Today’s game will be the first all-Pac-10 final since Stanford beat Arizona State, 9-4, for the 1988 title. The Cardinal was also the last Pac-10 team to win a national championship.

“We play each other six times [every season], so I don’t need to look at any charts,” said Murphy, whose team finished third, behind Stanford and USC, in the Pac-10’s Southern Division. “This says a lot for the Six-Pac.”

It says that the division has survived a field in which half of the teams were from the Southeastern Conference. Bertman’s plight is dealing with the folks back home after failing to win a third title in a row.

“Coming in third is not meeting expectations for some,” he said. “Obviously, those expectations are unrealistic. USC played better than us in the last 48 hours. They played well.”

And now the task is to play well enough one more day.

(BEGIN TEXT OF INFOBOX / INFOGRAPHIC)

Championship Game

USC (48-17) vs. Arizona State (41-22)

* Today: 9:30 a.m. PDT * TV: Ch. 2 * Radio: KPLS (830)

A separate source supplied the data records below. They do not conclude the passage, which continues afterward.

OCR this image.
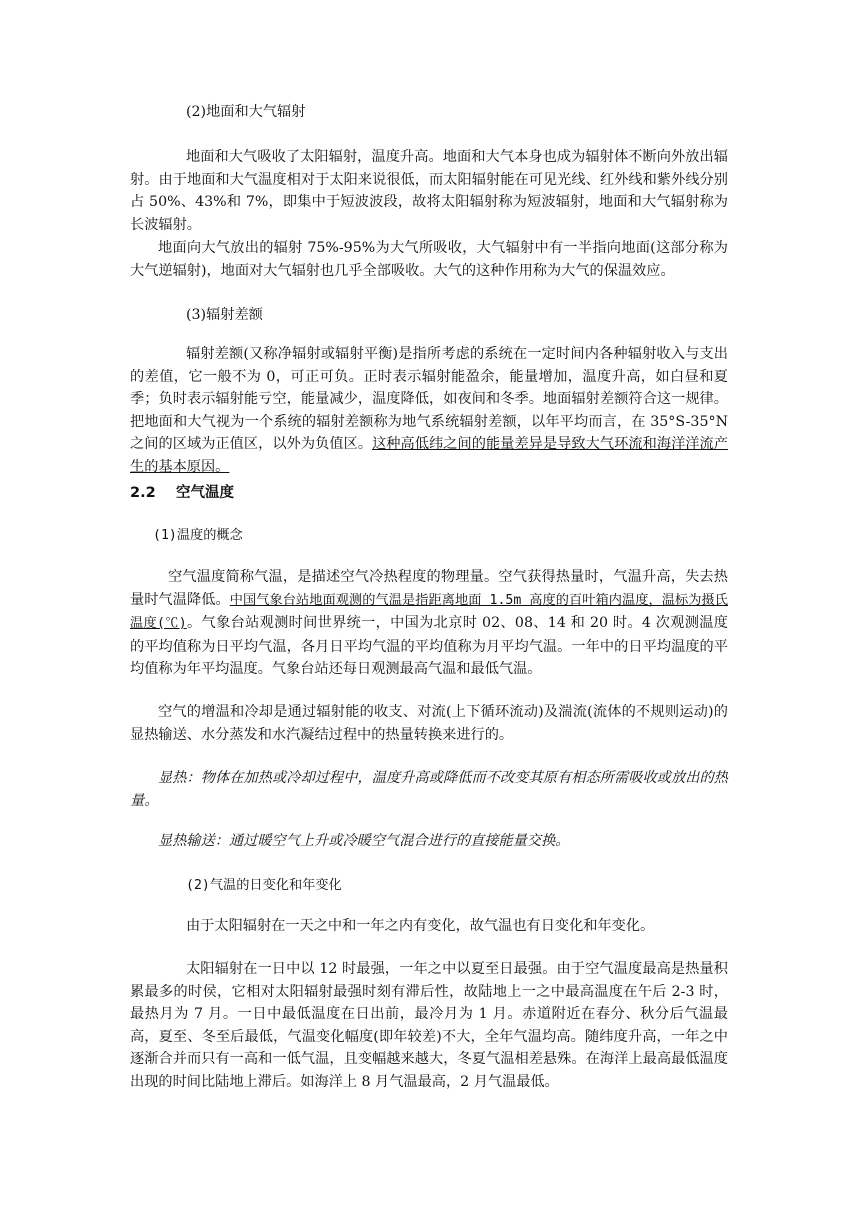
(2)地面和大气辐射

地面和大气吸收了太阳辐射，温度升高。地面和大气本身也成为辐射体不断向外放出辐射。由于地面和大气温度相对于太阳来说很低，而太阳辐射能在可见光线、红外线和紫外线分别占 50%、43%和 7%，即集中于短波波段，故将太阳辐射称为短波辐射，地面和大气辐射称为长波辐射。

地面向大气放出的辐射 75%-95%为大气所吸收，大气辐射中有一半指向地面(这部分称为大气逆辐射)，地面对大气辐射也几乎全部吸收。大气的这种作用称为大气的保温效应。

(3)辐射差额

辐射差额(又称净辐射或辐射平衡)是指所考虑的系统在一定时间内各种辐射收入与支出的差值，它一般不为 0，可正可负。正时表示辐射能盈余，能量增加，温度升高，如白昼和夏季；负时表示辐射能亏空，能量减少，温度降低，如夜间和冬季。地面辐射差额符合这一规律。把地面和大气视为一个系统的辐射差额称为地气系统辐射差额，以年平均而言，在 35°S-35°N 之间的区域为正值区，以外为负值区。这种高低纬之间的能量差异是导致大气环流和海洋洋流产生的基本原因。

2.2 空气温度

(1)温度的概念

空气温度简称气温，是描述空气冷热程度的物理量。空气获得热量时，气温升高，失去热量时气温降低。中国气象台站地面观测的气温是指距离地面 1.5m 高度的百叶箱内温度，温标为摄氏温度(℃)。气象台站观测时间世界统一，中国为北京时 02、08、14 和 20 时。4 次观测温度的平均值称为日平均气温，各月日平均气温的平均值称为月平均气温。一年中的日平均温度的平均值称为年平均温度。气象台站还每日观测最高气温和最低气温。

空气的增温和冷却是通过辐射能的收支、对流(上下循环流动)及湍流(流体的不规则运动)的显热输送、水分蒸发和水汽凝结过程中的热量转换来进行的。

显热：物体在加热或冷却过程中，温度升高或降低而不改变其原有相态所需吸收或放出的热量。

显热输送：通过暖空气上升或冷暖空气混合进行的直接能量交换。

(2)气温的日变化和年变化

由于太阳辐射在一天之中和一年之内有变化，故气温也有日变化和年变化。

太阳辐射在一日中以 12 时最强，一年之中以夏至日最强。由于空气温度最高是热量积累最多的时侯，它相对太阳辐射最强时刻有滞后性，故陆地上一之中最高温度在午后 2-3 时，最热月为 7 月。一日中最低温度在日出前，最冷月为 1 月。赤道附近在春分、秋分后气温最高，夏至、冬至后最低，气温变化幅度(即年较差)不大，全年气温均高。随纬度升高，一年之中逐渐合并而只有一高和一低气温，且变幅越来越大，冬夏气温相差悬殊。在海洋上最高最低温度出现的时间比陆地上滞后。如海洋上 8 月气温最高，2 月气温最低。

* Story line: USC, the second-place team in the Pacific 10’s Southern Division, finds itself playing the third-place team for the national title, and the Trojans will start freshman Rik Currier (6-1, 4.76 ERA), who hopes for a better fate than he suffered the first time he faced Arizona State. That was on April 11, when he gave up six earned runs and five hits over two innings of a 24-4 loss at Tempe that finished a sweep by the Sun Devils. It marked the low point of the USC season and was the only loss of the season for Currier. Currier is opposed by left-handed junior Ryan Mills (8-3, 4.25), who was hammered by USC on March 15, giving up five earned runs in three innings. But he struck out 15 Trojans on April 9 in an 18-3 win in the three-game sweep in Tempe.